14. The process according to claim 1, characterized in that the polymerization catalyst in step (a) is a Philips chromium oxide catalyst.

15. The process according to claim 1, characterized in that the activator is aluminoxane.

16. The process according to claim 15, characterized in that the activator is selected from the group consisting of linear methylaluminoxane, cyclic methylaluminoxane and mixtures thereof.

17. The process according to claim 1, characterized in that the activator is employed at a molar ratio of from about 1 to about 5,000 moles of activator per mole of transition metal complex.

18. The process according to claim 17, characterized in that the activator is used at a molar ratio of at least about 150 moles of activator per mole of transition metal complex.

19. The process according to claim 1, characterized in that the catalyst in step (b) is a catalytic system of acid oligomerization.

20. The process according to claim 19, characterized in that the oligomerization catalyst system comprises boron trifluoride and a promoter.

21. The process according to claim 1, characterized in that the total product of step (a) is oligomerized in step (b).

22. The process according to claim 1, characterized in that a mixture of the aforementioned pre-selected fraction of the product mixture of step (a) and one or more vinyl olefins containing from 4 to 20 carbon atoms is oligomerized in the stage (b).

23. The process according to claim 22, characterized in that 1-decene is polymerized in step (a), and a mixture of the fraction of the product mixture of step (a) containing 20 carbon atoms and less and a or more linear α-olefins mentioned above are oligomerized in step (b).

24. The process according to claim 23, characterized in that the aforementioned linear alpha olefin in the mixture is 1-decene, and an oligomer oil containing 30 to 40 carbon atoms comprises at least 60% of the product of step (b) .

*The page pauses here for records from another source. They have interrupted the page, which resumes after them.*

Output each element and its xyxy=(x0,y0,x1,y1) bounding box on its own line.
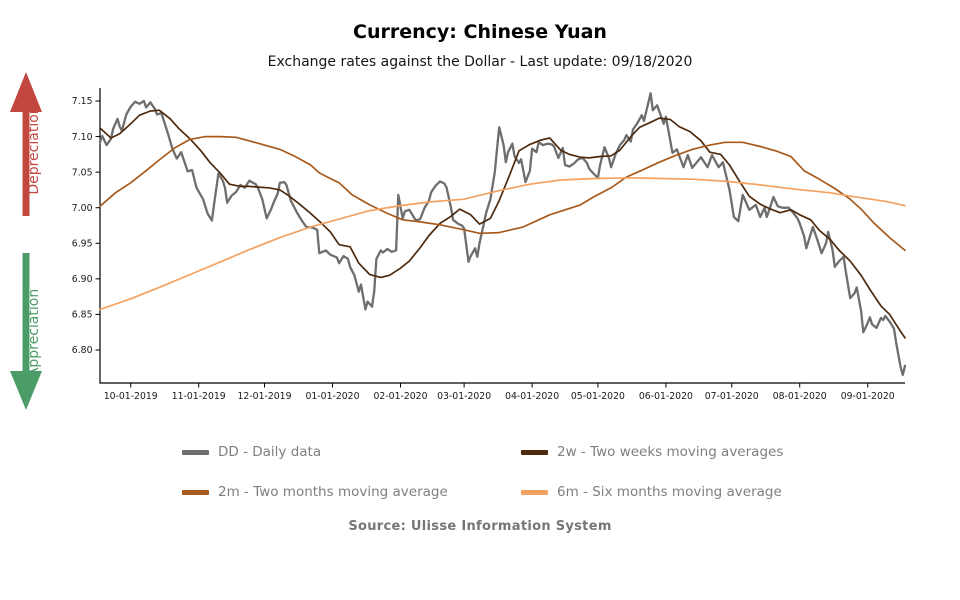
x-tick-label: 02-01-2020 xyxy=(373,391,427,402)
legend-item-two-months-ma: 2m - Two months moving average xyxy=(182,484,521,500)
y-tick-label: 7.05 xyxy=(72,167,93,178)
y-tick-label: 6.85 xyxy=(72,310,93,321)
x-tick-label: 04-01-2020 xyxy=(505,391,559,402)
series-2m-line xyxy=(99,135,906,252)
y-tick-label: 6.95 xyxy=(72,238,93,249)
legend-item-daily-data: DD - Daily data xyxy=(182,444,521,460)
axes-spines xyxy=(99,88,905,384)
legend-item-two-weeks-ma: 2w - Two weeks moving averages xyxy=(521,444,783,460)
appreciation-arrow-shaft xyxy=(22,253,30,375)
x-tick-label: 06-01-2020 xyxy=(639,391,693,402)
appreciation-label: Appreciation xyxy=(26,288,42,378)
x-tick-label: 01-01-2020 xyxy=(305,391,359,402)
y-tick-label: 6.80 xyxy=(72,345,93,356)
x-tick-label: 12-01-2019 xyxy=(237,391,291,402)
x-tick-label: 05-01-2020 xyxy=(571,391,625,402)
depreciation-arrow-shaft xyxy=(22,108,30,216)
page-subtitle: Exchange rates against the Dollar - Last… xyxy=(267,54,693,70)
x-tick-label: 08-01-2020 xyxy=(773,391,827,402)
y-tick-label: 7.00 xyxy=(72,203,93,214)
daily-data-swatch-icon xyxy=(182,449,209,455)
y-tick-label: 7.15 xyxy=(72,96,93,107)
legend-label: 2w - Two weeks moving averages xyxy=(557,444,784,460)
depreciation-label: Depreciation xyxy=(26,105,42,195)
two-weeks-ma-swatch-icon xyxy=(521,449,548,455)
page-title: Currency: Chinese Yuan xyxy=(353,21,607,43)
legend-label: 6m - Six months moving average xyxy=(557,484,782,500)
depreciation-up-arrow-icon xyxy=(10,72,42,112)
series-DD-line xyxy=(98,92,907,377)
six-months-ma-swatch-icon xyxy=(521,489,548,495)
legend-label: 2m - Two months moving average xyxy=(218,484,448,500)
appreciation-down-arrow-icon xyxy=(10,371,42,410)
x-tick-label: 07-01-2020 xyxy=(705,391,759,402)
source-note: Source: Ulisse Information System xyxy=(348,519,612,534)
chart-legend: DD - Daily data 2w - Two weeks moving av… xyxy=(182,432,783,512)
y-tick-label: 6.90 xyxy=(72,274,93,285)
x-tick-label: 10-01-2019 xyxy=(104,391,158,402)
x-tick-label: 11-01-2019 xyxy=(172,391,226,402)
series-6m-line xyxy=(99,176,906,311)
y-tick-label: 7.10 xyxy=(72,132,93,143)
legend-item-six-months-ma: 6m - Six months moving average xyxy=(521,484,783,500)
x-tick-label: 09-01-2020 xyxy=(841,391,895,402)
series-2w-line xyxy=(99,109,906,339)
legend-label: DD - Daily data xyxy=(218,444,322,460)
two-months-ma-swatch-icon xyxy=(182,489,209,495)
x-tick-label: 03-01-2020 xyxy=(437,391,491,402)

25. The process according to claim 23, characterized in that the aforementioned vinyl olefin in the mixture is 1-dodecene, and an oligomer oil containing 32 to 40 carbon atoms comprises at least 60% of the product of step (b) ).

26. The process according to claim 23, characterized in that the aforementioned vinyl olefin in the mixture is 1-tetradecene, and an oligomer oil containing 34 to 40 carbon atoms comprises at least 60% of the product of step (b) ).